Baru saja Agni hendak memejamkan mata, Aldio malah buru-buru menunduk untuk membuka laci dasbor. “Oh iya, ini undangannya udah jadi, Ni.”
Pria itu menyodorkan beberapa bundle undangan berwarna perak, desainnya sangat mewah dan elegan.
Alis Agni mengernyit, sepertinya bukan desain ini yang tempo hari mereka pesan.
Saat Agni hendak mencari jawaban dari kontak mata dengan calon suaminya, Aldio malah menghindar dan menggaruk tengkuk. “Mama kurang suka sama undangan yang kita pilih kemarin, katanya terlalu simpel. Mama bilang, undangan anak temen-temennya semua setipe ini. Kamu… jangan marah dulu ya, Ni. Desain yang kemarin tetep kita pakai buat undangan via broadcast kok. Ini buat yang versi cetaknya aja.”
Hati Agni tiba-tiba meradang. Setelah drama penggunaan adat pernikahan dan seragam keluarga, sekarang undangan pun harus dibuat sesuai dengan selera ibu mertuanya itu. Untung saja pihak keluarga Agni—terutama sang ayah tidak terlalu mempermasalahkan, sehingga tidak jadi perdebatan yang membuat cek-cok dua belah keluarga. Namun jujur, intervensi ibu mertuanya ini lama-lama semakin menguji kesabaran Agni.
“Hufh, ya udahlah,” respons Agni. Dipikir-pikir, mau protes pun tidak ada gunanya. Aldio yang terjepit di antara keinginan ibu dan keinginan Agni juga pasti sangat menderita. Jalan tengah desain undangan Agni tetap dipakai untuk broadcast ke teman-teman mereka sudah cukup memperlihatkan usaha pria itu untuk menengahi.
Agni melangkah masuk ke rumahnya setelah memastikan mobil Aldio menghilangan di belokan gang. Ini hanya perasaannya, atau memang waktu yang dia habiskan dengan Aldio selalu terasa cepat berlalu?
Saat pintu rumah dibuka, Agni kaget karena mendapati sang ayah duduk melamun di sofa ruang tamu tanpa menyalakan televisi atau pun rokok. Suatu fenomena ganjil yang jarang terjadi. Biasanya sang ayah duduk di ruang tamu merangkap ruang keluarga itu hanya untuk memantau channel berita di televisi atau merokok saja.
“Ayah?” tegur Agni cemas.
Kejadian setelahnya berlangsung terlalu cepat. Mata sang ayah tiba-tiba berkilat marah. Tanpa mengatakan apa-apa, pria paruh baya itu menghampiri dan mendaratkan satu tamparan ke pipi kiri Agni.

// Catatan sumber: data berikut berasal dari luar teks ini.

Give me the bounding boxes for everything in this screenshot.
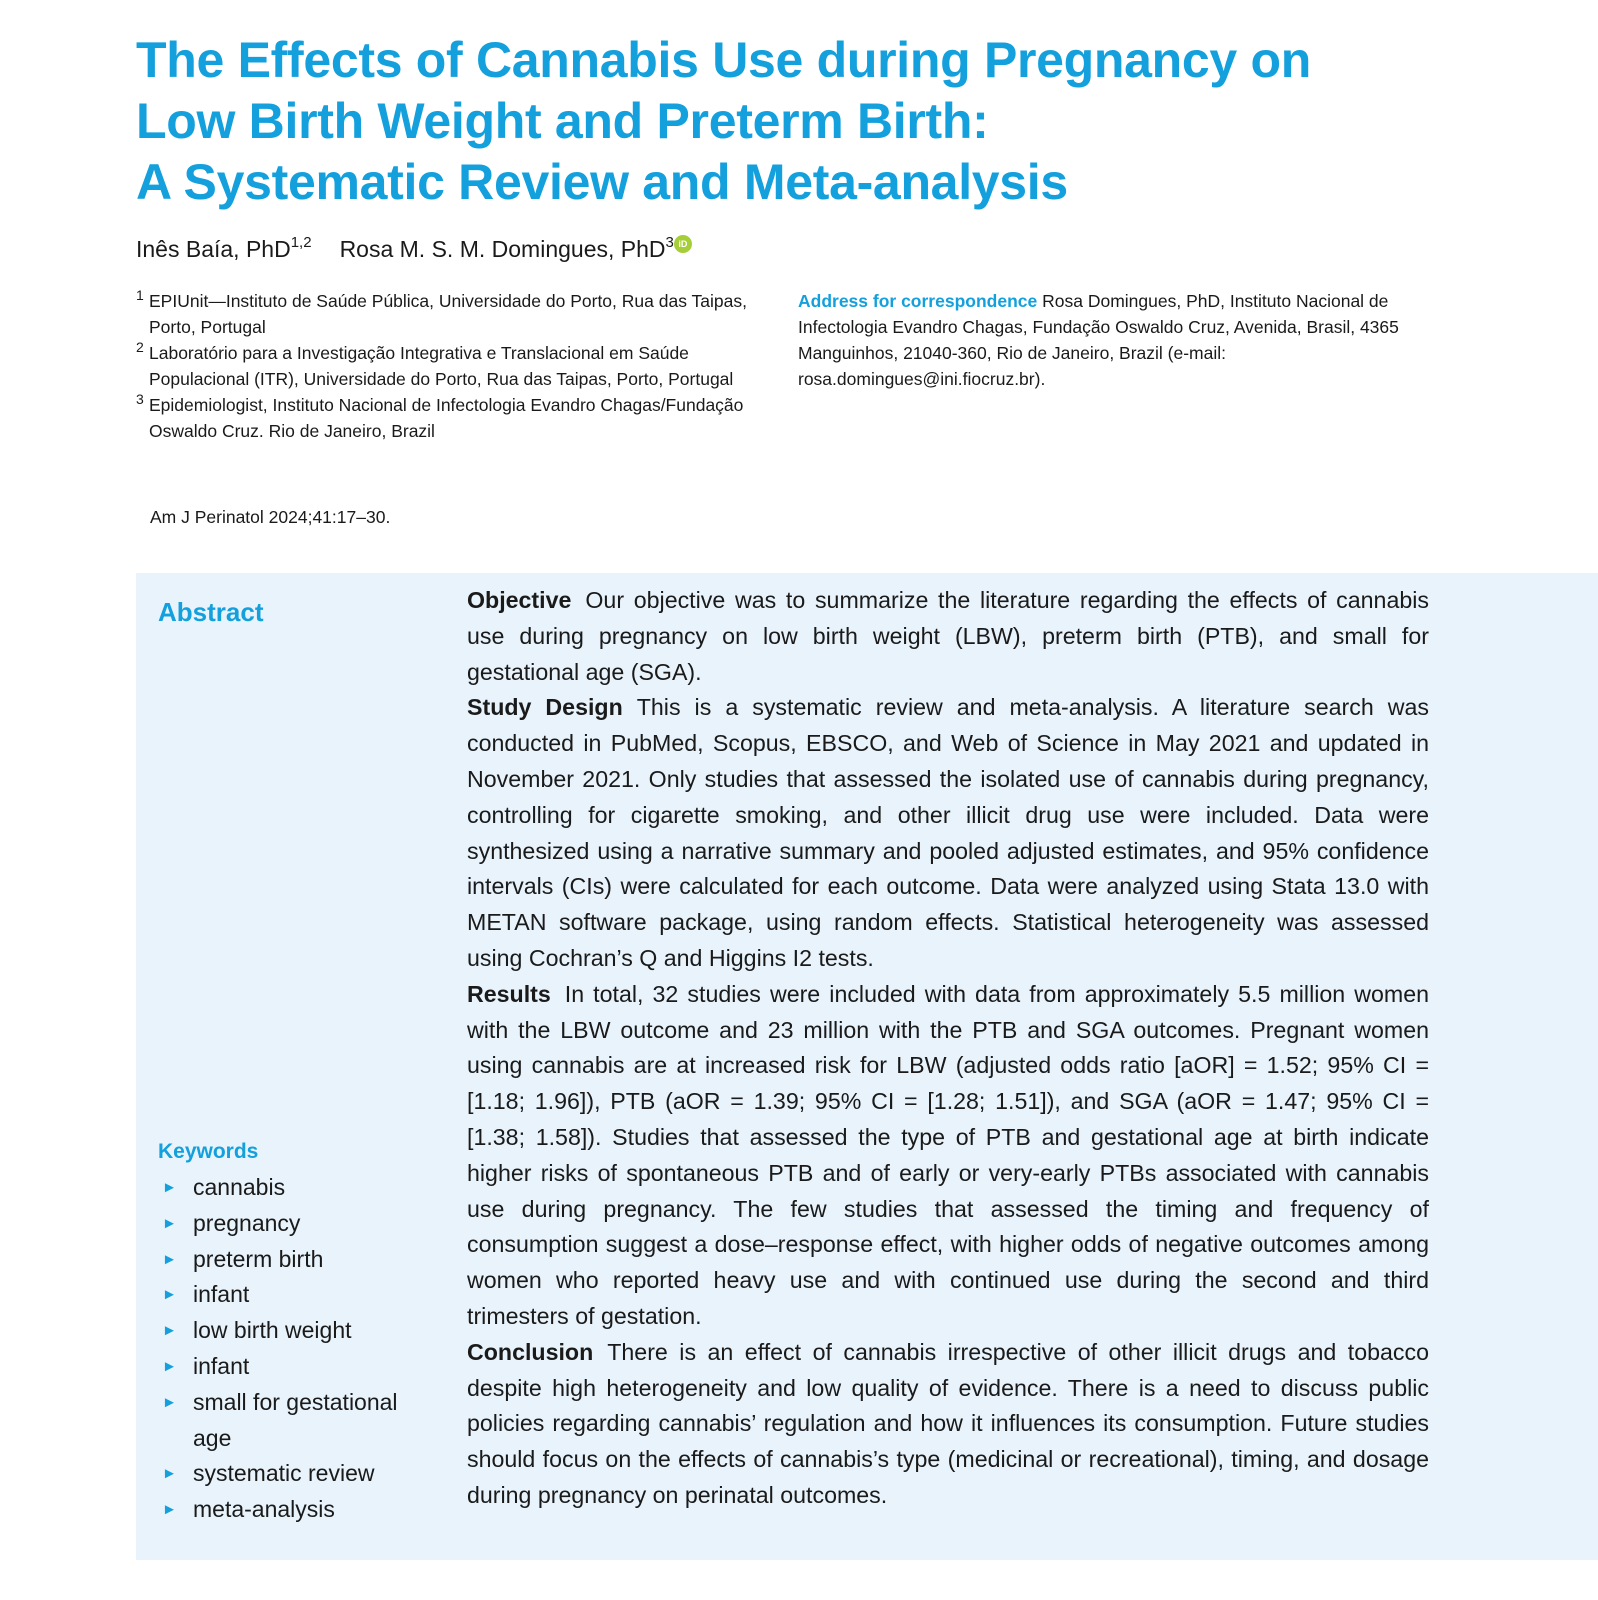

Agni merasakan pipinya berdenyut sakit, tapi rasa sakit itu tentu tidak sebanding dengan kebingungan yang melanda hatinya saat ini.
Kesalahan fatal apa yang sudah dibuatnya sampai-sampai sang ayah yang tidak pernah ringan tangan jadi bersikap sekasar ini?
“Kamu hamil?” sang ayah menyodorkan test pack yang menunjukkan dua garis berwarna merah. “Apa ayah gak ngajarin kamu jaga kehormatan sebagai perempuan sampai kamu dan Aldio berani kelewat batas gini?” murka sang ayah tidak memedulikan rahang Agni yang kian mengetat.